Strategi politik sendiri pada hakikatnya adalah pemerjelasan soal hubungan; 
hubungan Islam Progresif dengan negara, dengan kelas, dengan umat, dengan 
agama. Melampaui pertanyaan-pertanyaan “mengapa” Islam itu progresif sudah 
tentu merupakan kewajiban.
Kapitalisme Islam vs Islam Progresif
Kritik sejenis juga bisa dilayangkan dari kanan; borjuasi muslim yang 
bersandar pada penguasaan alat produksi dan iklim usaha yang kondusif. 
Dalam hal ini, terminologi Kanan mencakup para pemimpin, pengusaha, dan 
cendekia muslim yang menggantungkan keselamatan duniawi umat pada 
kapitalisme dan keberlangsungan sistem pasar. Jaringan Islam Liberal, 
misalnya, menggolongkan kebebasan ekonomi sebagai isu prinsipil, sementara 
kaum tradisionalis mensejajarkan pasar dengan pemberdayaan “pengusaha 
muslim pribumi” dan mobilitas sosial umat. Perkawinan kapitalisme dan 
wacana Islam ini membentuk iklim yang dominan atas kelimuan “ekonomi Islam” 
di Indonesia, yang secara brilian dikritisi Al-Fayyadl[17]
<http://islambergerak.com/2018/03/mimpi-itu-bernama-sosialisme/#_ftn17> .

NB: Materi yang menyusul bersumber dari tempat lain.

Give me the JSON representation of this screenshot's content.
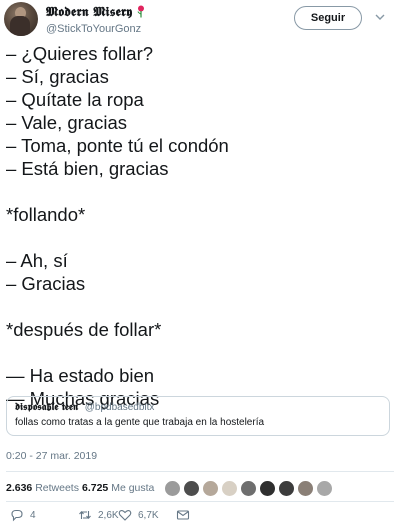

Namun kemunculan wacana kapitalisme Islam sendiri tidak bisa dipisahkan 
dari kondisi sosial-politik yang menjangkiti republik muda. Umat Islam 
tidak bisa melupakan kekalahan-kekalahan di kotak suara: 1955, 1971, 1977, 
1982, 1987, dan 1992[18]
<http://islambergerak.com/2018/03/mimpi-itu-bernama-sosialisme/#_ftn18> . 
Kekalahan di kontestasi politik berimbas pada kemandekan karir di 
institusi-institusi pemerintahan, termasuk ABRI dan birokrasi sipil. Oleh 
karena negara yang lalim, umat harus mengais kesejahteraan sendiri, tanpa 
akses ke kredit, pendidikan dan penguasa. Sebaliknya, rezim juga membatasi 
daya ekonomi umat dengan nasionalisasi, monopoli, dan rintangan-rintangan 
birokrasi. Kelas pengusaha-santri yang sudah mapan sebelum kemerdekaan 
harus bersaing (lagi) dengan pengusaha-pengusaha Cina yang diberi 
perlindungan negara. Pun kala jalur politik nyaris dimenangkan umat, 
penguasa berpaling ke moncong senjata: 1959, 1960, 1973, 1984 dan 1985[19]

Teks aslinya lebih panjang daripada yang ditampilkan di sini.